Wszyscy mieli w pamięci tragedię sprzed trzech lat. Prom Columbia rozpadł się wtedy nad Ziemią i spłonął. Tym razem osłona termiczna, o stan której wszyscy się zamartwiali, na szczęście wytrzymała!

Lot trwał 13 dni, ale ta liczba nie przyniosła załodze pecha. Sześciu astronautów od rana szykowało się do lądowania w Centrum Kosmicznym na Florydzie. Było trochę nerwowo, bo zapasu tlenu mogło wystarczyc zaledwie do środy. Prom musiał wylądować najpóźniej we wtorek.

Szczęśliwemu lądowaniu mogły przeszkodzić nawet przelotne opady. NASA planowała, że w razie kłopotów następne podejście do lądowania będzie dwie godziny później, a kolejne jutro. W tym wypadku prom lądowałby w bazie lotniczej w Kalifornii.

Reklama

Około godz. 14 odpalone zostały silniki rakietowe i rozpoczęła się procedura lądowania. Z wysokości 320 kilometrów statek kosmiczny zbliżał się do powierzchni Ziemi nieco ponad godzinę. Wylądował bez kłopotów.

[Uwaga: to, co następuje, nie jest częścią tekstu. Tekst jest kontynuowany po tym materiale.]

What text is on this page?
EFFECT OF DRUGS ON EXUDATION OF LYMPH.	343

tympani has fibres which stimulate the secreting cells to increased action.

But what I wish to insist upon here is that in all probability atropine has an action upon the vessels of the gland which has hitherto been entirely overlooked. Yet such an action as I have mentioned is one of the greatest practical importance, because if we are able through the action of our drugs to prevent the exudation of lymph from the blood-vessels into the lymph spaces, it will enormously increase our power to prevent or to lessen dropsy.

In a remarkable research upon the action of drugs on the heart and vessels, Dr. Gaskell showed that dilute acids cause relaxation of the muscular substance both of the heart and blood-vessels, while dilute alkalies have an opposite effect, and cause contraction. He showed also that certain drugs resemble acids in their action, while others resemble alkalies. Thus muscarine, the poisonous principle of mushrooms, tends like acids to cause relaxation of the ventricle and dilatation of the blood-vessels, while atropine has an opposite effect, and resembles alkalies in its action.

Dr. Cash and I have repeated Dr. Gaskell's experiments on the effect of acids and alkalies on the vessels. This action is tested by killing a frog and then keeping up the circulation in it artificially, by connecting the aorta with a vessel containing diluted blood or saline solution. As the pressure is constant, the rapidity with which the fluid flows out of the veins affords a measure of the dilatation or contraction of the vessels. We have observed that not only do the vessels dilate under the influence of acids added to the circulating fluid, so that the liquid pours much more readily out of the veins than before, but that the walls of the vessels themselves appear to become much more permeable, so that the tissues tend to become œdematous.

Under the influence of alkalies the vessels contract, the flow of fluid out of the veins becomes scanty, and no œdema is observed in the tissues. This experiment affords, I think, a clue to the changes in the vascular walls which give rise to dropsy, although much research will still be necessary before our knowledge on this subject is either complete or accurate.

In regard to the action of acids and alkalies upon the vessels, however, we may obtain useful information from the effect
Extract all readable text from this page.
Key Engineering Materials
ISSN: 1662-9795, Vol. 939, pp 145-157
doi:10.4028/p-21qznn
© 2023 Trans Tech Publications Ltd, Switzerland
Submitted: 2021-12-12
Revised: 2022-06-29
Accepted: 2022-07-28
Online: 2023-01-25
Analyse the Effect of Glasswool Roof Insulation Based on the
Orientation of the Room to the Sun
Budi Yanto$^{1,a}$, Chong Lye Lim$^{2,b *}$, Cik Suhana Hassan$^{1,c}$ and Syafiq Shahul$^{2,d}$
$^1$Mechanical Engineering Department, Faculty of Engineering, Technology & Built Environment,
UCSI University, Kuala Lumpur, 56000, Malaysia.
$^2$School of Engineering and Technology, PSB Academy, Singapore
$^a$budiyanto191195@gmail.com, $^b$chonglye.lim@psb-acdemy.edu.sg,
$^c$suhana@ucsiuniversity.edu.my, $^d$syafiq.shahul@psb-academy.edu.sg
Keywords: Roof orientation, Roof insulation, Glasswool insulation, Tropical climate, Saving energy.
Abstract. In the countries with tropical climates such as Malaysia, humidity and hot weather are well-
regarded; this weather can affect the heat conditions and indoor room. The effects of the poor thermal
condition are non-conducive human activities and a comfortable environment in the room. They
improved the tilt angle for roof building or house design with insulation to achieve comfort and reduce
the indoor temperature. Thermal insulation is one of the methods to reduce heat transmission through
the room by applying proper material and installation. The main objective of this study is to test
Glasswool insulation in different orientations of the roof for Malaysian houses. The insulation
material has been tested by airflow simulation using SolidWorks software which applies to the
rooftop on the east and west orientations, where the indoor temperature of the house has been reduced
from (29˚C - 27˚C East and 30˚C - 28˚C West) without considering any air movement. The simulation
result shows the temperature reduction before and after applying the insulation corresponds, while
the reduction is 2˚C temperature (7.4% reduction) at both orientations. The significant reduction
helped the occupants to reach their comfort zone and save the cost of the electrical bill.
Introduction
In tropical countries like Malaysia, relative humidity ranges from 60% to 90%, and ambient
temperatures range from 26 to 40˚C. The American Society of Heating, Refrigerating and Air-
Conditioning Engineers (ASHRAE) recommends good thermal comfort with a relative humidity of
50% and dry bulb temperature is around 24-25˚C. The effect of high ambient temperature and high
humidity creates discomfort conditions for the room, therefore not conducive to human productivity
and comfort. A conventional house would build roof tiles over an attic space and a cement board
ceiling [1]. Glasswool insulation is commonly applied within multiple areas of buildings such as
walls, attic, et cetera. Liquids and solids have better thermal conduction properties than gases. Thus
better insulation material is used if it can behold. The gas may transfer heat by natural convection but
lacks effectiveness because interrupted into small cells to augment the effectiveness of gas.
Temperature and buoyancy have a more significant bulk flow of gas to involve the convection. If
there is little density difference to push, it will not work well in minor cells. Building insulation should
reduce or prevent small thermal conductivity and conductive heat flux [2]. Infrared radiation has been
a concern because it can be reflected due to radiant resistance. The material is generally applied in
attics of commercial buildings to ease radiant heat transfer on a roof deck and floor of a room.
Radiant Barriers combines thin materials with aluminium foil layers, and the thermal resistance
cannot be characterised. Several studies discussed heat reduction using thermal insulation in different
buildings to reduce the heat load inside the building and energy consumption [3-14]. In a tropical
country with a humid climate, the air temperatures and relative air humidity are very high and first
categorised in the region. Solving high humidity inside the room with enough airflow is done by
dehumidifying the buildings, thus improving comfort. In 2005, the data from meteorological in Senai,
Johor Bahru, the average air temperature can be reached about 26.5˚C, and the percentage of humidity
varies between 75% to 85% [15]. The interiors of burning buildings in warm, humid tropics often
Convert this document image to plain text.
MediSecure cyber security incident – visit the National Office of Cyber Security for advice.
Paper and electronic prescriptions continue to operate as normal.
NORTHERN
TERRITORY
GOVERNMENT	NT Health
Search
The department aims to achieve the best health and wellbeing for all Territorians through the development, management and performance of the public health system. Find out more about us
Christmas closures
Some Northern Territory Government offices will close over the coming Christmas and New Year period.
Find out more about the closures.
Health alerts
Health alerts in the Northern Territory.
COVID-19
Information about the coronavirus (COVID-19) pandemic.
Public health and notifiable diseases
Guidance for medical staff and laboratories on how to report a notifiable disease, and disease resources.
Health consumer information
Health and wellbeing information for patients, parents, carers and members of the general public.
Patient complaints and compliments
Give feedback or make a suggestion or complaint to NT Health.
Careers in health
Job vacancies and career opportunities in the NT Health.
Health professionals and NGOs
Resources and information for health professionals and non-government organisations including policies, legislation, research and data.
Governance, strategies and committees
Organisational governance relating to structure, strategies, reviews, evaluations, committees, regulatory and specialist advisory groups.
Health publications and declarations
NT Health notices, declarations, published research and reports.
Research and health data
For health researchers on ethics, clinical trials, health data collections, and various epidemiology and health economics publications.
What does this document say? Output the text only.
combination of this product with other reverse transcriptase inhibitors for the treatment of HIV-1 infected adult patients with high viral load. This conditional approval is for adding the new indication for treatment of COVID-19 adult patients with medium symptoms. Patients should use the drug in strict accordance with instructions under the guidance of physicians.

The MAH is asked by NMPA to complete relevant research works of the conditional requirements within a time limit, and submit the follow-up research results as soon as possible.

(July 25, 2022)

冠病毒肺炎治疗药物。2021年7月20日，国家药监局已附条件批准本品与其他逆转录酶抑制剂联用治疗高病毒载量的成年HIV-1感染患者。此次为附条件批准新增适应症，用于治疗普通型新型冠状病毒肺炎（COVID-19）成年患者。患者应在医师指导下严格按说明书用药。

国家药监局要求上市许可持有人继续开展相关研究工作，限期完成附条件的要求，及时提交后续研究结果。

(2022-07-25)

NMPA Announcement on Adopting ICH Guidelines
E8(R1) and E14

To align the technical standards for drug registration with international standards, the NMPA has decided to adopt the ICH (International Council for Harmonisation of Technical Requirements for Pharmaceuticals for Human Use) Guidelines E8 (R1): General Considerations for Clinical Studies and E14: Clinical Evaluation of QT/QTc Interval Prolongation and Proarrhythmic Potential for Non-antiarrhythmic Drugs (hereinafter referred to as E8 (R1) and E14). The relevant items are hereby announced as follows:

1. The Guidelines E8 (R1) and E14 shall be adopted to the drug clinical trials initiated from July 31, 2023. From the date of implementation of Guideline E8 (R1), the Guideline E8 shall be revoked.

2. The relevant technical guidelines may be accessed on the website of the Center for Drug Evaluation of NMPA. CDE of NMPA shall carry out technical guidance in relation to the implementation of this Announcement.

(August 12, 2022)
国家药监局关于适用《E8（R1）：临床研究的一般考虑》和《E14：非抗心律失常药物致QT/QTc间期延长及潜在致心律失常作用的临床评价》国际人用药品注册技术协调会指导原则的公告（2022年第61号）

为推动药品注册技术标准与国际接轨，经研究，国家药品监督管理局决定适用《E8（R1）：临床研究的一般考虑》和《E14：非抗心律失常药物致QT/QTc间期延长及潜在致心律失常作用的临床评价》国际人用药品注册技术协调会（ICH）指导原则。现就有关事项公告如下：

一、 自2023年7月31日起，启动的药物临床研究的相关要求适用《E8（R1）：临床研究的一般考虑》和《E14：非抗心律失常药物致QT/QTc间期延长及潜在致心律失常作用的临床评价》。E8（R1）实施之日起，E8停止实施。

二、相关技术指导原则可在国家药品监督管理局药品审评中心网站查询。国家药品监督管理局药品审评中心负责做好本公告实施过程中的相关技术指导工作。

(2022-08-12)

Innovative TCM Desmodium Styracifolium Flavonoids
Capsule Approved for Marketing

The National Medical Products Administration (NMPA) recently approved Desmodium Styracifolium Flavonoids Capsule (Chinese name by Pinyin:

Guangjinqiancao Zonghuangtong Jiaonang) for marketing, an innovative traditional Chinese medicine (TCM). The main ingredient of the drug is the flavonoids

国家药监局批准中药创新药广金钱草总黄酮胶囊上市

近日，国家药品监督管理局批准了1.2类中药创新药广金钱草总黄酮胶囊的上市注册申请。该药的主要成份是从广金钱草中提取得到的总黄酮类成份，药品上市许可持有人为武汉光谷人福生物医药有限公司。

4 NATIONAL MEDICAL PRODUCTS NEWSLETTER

Discovery wystartował do tej misji 4 lipca. Prom przycumował do międzynarodowej stacji kosmicznej. Zostawił tam dwie tony jedzenia i sprzętu technicznego oraz jednego astronautę. Niemiec Thomas Reiter wróci na Ziemię za pół roku. Dwaj astronauci trzy razy wychodzili też w otwartą przestrzeń kosmiczną. Naprawili usterki stacji orbitalnej.